Arleene Correa Valencia’s poignant works illuminate the pain of migrant family separation.
Faceless figures draped in American flags, high-visibility yellow vests, and cascading Mexican embroidery populate Arleene Correa Valencia’s paintings, textiles, and sculptures. Pain, yearning, and love are evident in the people she depicts in her work, who cluster together and hold each other tightly. Her work reflects her own family, who experienced separation during and after migration from Mexico to the United States. Born in Mexico and raised in a family with mixed immigration status in California’s agricultural Napa Valley, Correa Valencia lived in fear of deportation and had given up on going to art school until she received legal residency under DACA, the Obama-era policy that allows people who had been brought to the US as children to receive deferred action from deportation. She went to the California College of the Arts on a scholarship, previously unthinkable due to restrictions on student aid for undocumented people. In the years since, Correa Valencia has incorporated new mediums and collaborators into her work. Now a green card holder, she is able to travel to Mexico and work with artisans and fabricators there to bring her work to life. Jennifer Vogel wrote about Un Momento Mas / One More Moment, her 2023 aluminum and LED light sculpture that was fabricated in Mexico City, in “Light Unites Us” in the Winter 2024 issue of American Craft.

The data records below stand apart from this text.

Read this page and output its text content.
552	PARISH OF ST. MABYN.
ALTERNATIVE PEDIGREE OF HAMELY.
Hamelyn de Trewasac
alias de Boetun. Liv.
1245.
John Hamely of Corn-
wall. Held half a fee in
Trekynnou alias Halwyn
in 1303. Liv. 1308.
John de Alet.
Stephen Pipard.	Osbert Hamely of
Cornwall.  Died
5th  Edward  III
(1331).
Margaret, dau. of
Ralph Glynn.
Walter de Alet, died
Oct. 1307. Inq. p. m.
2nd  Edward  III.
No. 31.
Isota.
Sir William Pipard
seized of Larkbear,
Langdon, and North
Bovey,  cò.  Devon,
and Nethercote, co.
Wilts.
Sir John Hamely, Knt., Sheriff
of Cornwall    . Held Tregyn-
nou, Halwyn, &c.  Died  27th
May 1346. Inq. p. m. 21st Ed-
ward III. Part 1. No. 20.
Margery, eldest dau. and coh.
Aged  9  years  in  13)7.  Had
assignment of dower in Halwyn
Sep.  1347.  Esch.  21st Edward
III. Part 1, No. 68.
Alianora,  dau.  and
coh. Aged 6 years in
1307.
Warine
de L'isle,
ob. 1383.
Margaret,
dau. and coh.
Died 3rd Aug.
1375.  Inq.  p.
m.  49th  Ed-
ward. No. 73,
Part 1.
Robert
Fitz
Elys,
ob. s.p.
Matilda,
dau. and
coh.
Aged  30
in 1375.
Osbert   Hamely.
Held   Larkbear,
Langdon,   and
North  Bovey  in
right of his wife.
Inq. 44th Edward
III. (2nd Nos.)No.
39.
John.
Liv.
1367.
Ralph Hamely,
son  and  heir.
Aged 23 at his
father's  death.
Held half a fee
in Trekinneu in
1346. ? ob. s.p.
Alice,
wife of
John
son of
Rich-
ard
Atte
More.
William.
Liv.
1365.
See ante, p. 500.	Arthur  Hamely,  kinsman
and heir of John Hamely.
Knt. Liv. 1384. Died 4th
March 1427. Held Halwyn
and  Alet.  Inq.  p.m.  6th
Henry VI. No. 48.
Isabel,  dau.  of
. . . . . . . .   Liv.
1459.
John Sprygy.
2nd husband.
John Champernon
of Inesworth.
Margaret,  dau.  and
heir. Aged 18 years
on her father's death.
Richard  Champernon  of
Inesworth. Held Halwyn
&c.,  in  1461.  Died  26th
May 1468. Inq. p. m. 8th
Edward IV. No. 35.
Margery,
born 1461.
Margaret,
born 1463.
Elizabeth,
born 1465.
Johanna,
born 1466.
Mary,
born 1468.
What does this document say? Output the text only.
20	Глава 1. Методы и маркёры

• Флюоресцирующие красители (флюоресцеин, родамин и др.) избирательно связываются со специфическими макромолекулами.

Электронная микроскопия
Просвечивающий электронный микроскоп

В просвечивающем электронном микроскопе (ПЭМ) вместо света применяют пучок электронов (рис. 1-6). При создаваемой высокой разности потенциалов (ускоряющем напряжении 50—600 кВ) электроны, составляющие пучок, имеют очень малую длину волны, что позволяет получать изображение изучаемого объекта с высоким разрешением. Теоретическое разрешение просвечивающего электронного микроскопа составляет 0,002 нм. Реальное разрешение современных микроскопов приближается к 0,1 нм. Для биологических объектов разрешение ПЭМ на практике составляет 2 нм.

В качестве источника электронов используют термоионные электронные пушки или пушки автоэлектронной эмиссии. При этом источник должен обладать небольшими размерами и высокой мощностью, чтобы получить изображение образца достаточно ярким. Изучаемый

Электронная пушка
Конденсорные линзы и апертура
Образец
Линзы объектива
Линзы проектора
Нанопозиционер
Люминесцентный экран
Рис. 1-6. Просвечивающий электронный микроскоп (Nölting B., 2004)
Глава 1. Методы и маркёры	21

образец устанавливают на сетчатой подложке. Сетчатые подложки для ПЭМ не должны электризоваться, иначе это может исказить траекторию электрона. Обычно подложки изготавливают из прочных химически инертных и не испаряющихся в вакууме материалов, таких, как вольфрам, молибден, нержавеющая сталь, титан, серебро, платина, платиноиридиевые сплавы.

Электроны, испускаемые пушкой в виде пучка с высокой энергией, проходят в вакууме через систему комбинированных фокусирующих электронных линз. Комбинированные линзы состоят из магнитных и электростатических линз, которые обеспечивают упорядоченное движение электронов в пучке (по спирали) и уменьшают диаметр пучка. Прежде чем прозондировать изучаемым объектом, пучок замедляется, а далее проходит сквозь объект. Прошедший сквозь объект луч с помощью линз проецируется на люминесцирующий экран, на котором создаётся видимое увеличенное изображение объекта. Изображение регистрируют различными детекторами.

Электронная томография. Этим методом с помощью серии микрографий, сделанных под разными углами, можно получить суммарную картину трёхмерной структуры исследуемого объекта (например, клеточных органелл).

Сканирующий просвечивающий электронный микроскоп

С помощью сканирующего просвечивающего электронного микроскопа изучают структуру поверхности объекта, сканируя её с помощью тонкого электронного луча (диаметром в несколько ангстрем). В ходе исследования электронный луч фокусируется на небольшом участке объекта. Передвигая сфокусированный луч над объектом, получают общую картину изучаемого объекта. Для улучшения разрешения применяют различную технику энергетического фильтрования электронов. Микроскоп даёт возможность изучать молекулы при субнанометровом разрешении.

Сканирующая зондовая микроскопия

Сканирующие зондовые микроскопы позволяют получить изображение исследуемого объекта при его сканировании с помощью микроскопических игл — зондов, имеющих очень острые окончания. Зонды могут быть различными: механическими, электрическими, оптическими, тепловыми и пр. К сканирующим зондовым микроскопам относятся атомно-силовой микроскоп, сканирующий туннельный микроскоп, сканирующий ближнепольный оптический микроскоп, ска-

How do you describe your work or practice in 50 words or less?
My work explores the nuances of migration, visibility, invisibility, borders, and family separation through various mediums including textiles, social practice, and painting. After living in the United States for more than 25 years as a registered illegal alien, I use my family’s story to subvert the language and ideas that are assigned to immigrants.

The gold horizontal stripes across the top of Arleene Correa Valencia's Un Momento Mas are reflections on the sculpture's mirror-like surface.